Rund 60 Zuhörerinnen und Zuhörer beteiligten sich nach den Expertenbeiträgen rege an der Diskussion. Wolf Steinert warnte vor dem „Ausbluten der Ortskerne“, wenn nacheinander Kino, Postamt, Bank, Metzgerei und zuletzt auch noch die Gasthäuser verschwinden. Dies habe auch Auswirkungen auf das gesellschaftliche Leben. Aufgrund der derzeitigen Zinslage seien millionenschwere Hotelneubauten „aktuell eher risikobehaftet“. Zudem drohten durch den langen Planungsvorlauf „Leerstände im Ort“.

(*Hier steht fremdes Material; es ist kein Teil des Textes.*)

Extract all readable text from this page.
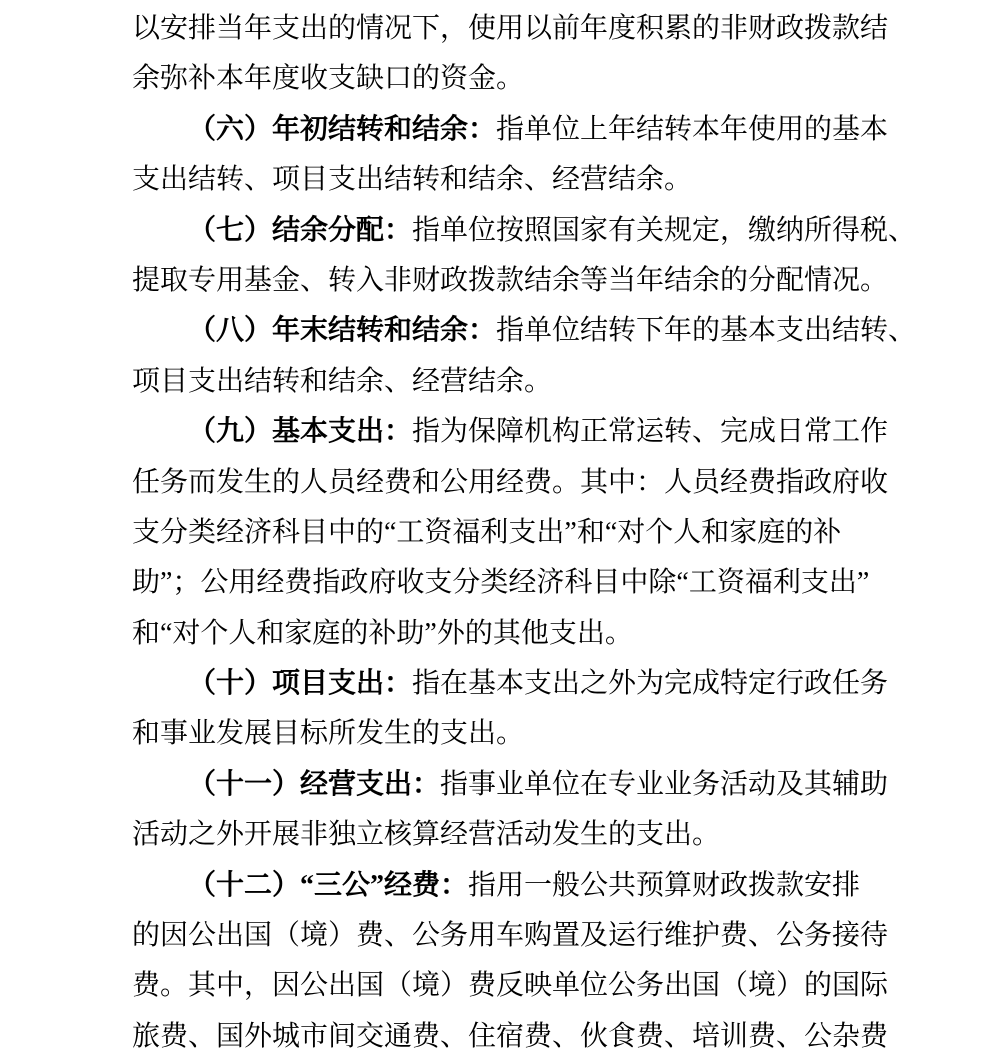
以安排当年支出的情况下，使用以前年度积累的非财政拨款结
余弥补本年度收支缺口的资金。
（六）年初结转和结余：指单位上年结转本年使用的基本
支出结转、项目支出结转和结余、经营结余。
（七）结余分配：指单位按照国家有关规定，缴纳所得税、
提取专用基金、转入非财政拨款结余等当年结余的分配情况。
（八）年末结转和结余：指单位结转下年的基本支出结转、
项目支出结转和结余、经营结余。
（九）基本支出：指为保障机构正常运转、完成日常工作
任务而发生的人员经费和公用经费。其中：人员经费指政府收
支分类经济科目中的“工资福利支出”和“对个人和家庭的补
助”；公用经费指政府收支分类经济科目中除“工资福利支出”
和“对个人和家庭的补助”外的其他支出。
（十）项目支出：指在基本支出之外为完成特定行政任务
和事业发展目标所发生的支出。
（十一）经营支出：指事业单位在专业业务活动及其辅助
活动之外开展非独立核算经营活动发生的支出。
（十二）“三公”经费：指用一般公共预算财政拨款安排
的因公出国（境）费、公务用车购置及运行维护费、公务接待
费。其中，因公出国（境）费反映单位公务出国（境）的国际
旅费、国外城市间交通费、住宿费、伙食费、培训费、公杂费
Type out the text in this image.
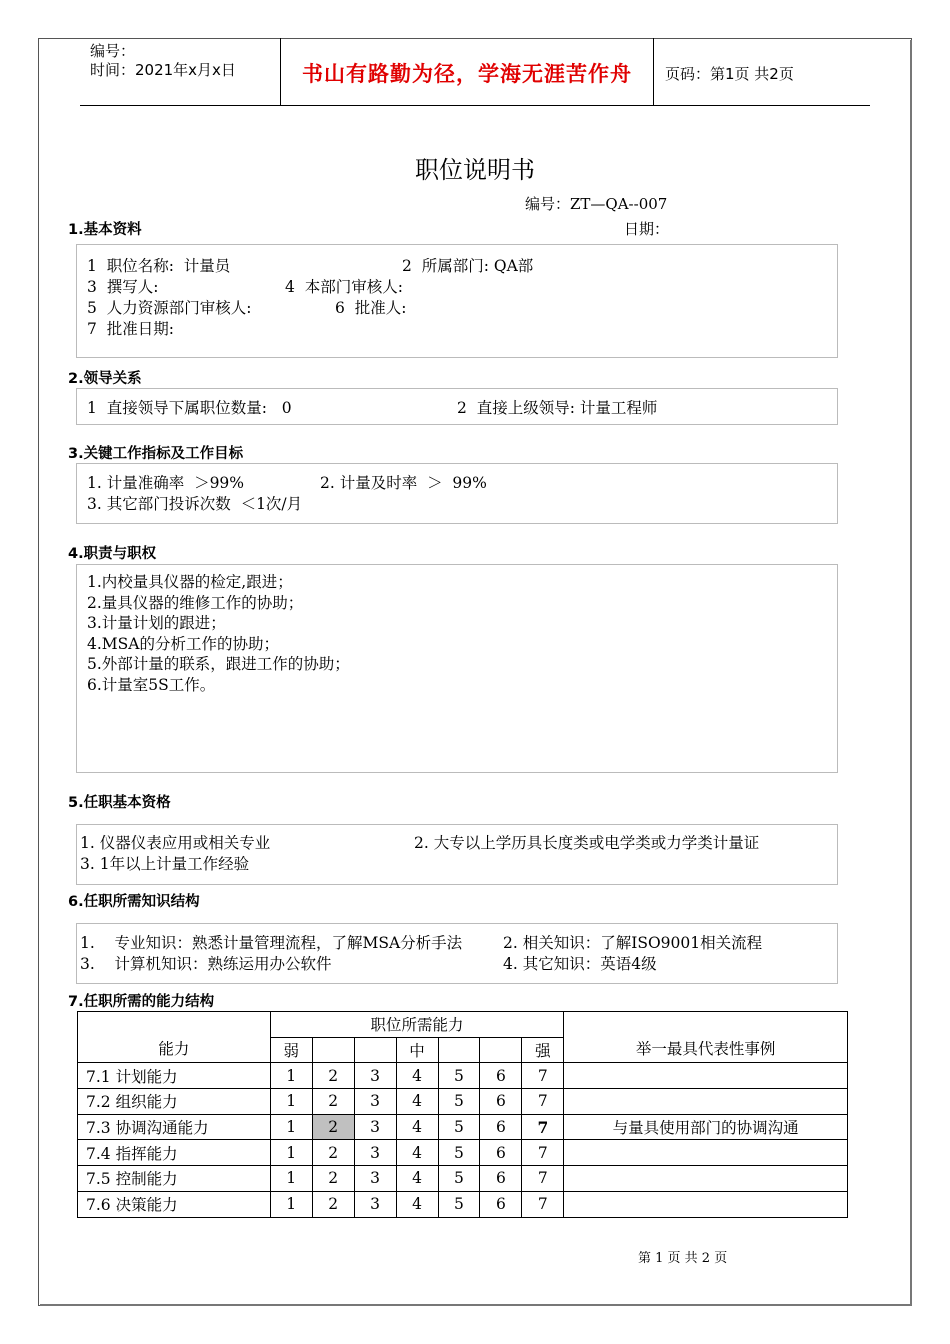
编号：
时间：2021年x月x日	书山有路勤为径，学海无涯苦作舟	页码：第1页 共2页
职位说明书
编号：ZT—QA--007
日期：
1.基本资料
1  职位名称:  计量员	2  所属部门: QA部
3  撰写人:	4  本部门审核人:
5  人力资源部门审核人:	6  批准人:
7  批准日期:
2.领导关系
1  直接领导下属职位数量:   0	2  直接上级领导: 计量工程师
3.关键工作指标及工作目标
1. 计量准确率  ＞99%	2. 计量及时率  ＞  99%
3. 其它部门投诉次数  ＜1次/月
4.职责与职权
1.内校量具仪器的检定,跟进；
2.量具仪器的维修工作的协助；
3.计量计划的跟进；
4.MSA的分析工作的协助；
5.外部计量的联系，跟进工作的协助；
6.计量室5S工作。
5.任职基本资格
1. 仪器仪表应用或相关专业	2. 大专以上学历具长度类或电学类或力学类计量证
3. 1年以上计量工作经验
6.任职所需知识结构
1.    专业知识：熟悉计量管理流程，了解MSA分析手法	2. 相关知识：了解ISO9001相关流程
3.    计算机知识：熟练运用办公软件	4. 其它知识：英语4级
7.任职所需的能力结构
能力	职位所需能力							举一最具代表性事例
	弱			中			强	
7.1 计划能力	1	2	3	4	5	6	7	
7.2 组织能力	1	2	3	4	5	6	7	
7.3 协调沟通能力	1	2	3	4	5	6	7	与量具使用部门的协调沟通
7.4 指挥能力	1	2	3	4	5	6	7	
7.5 控制能力	1	2	3	4	5	6	7	
7.6 决策能力	1	2	3	4	5	6	7	
第 1 页 共 2 页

Durch viele ortseigene Veranstaltungen, Radmessen und Veranstaltungen für Jugendliche biete der Kurhaussaal in Ruhpolding „echtes Potential“. Beispiele wie der im Schulterschluss zwischen Bürgern und Bauern initiierte Apfelmarkt in Bad Feilnbach mit bis zu 18.000 Besuchern seien positive Vorbilder für bürgerschaftliches Engagement. In Übersee hätte die Rettung des Gasthofs D’Feldwies durch Mitanpacken vieler Handwerker, Bürger und Geldgeber „eine große Eigendynamik“ entwickelt.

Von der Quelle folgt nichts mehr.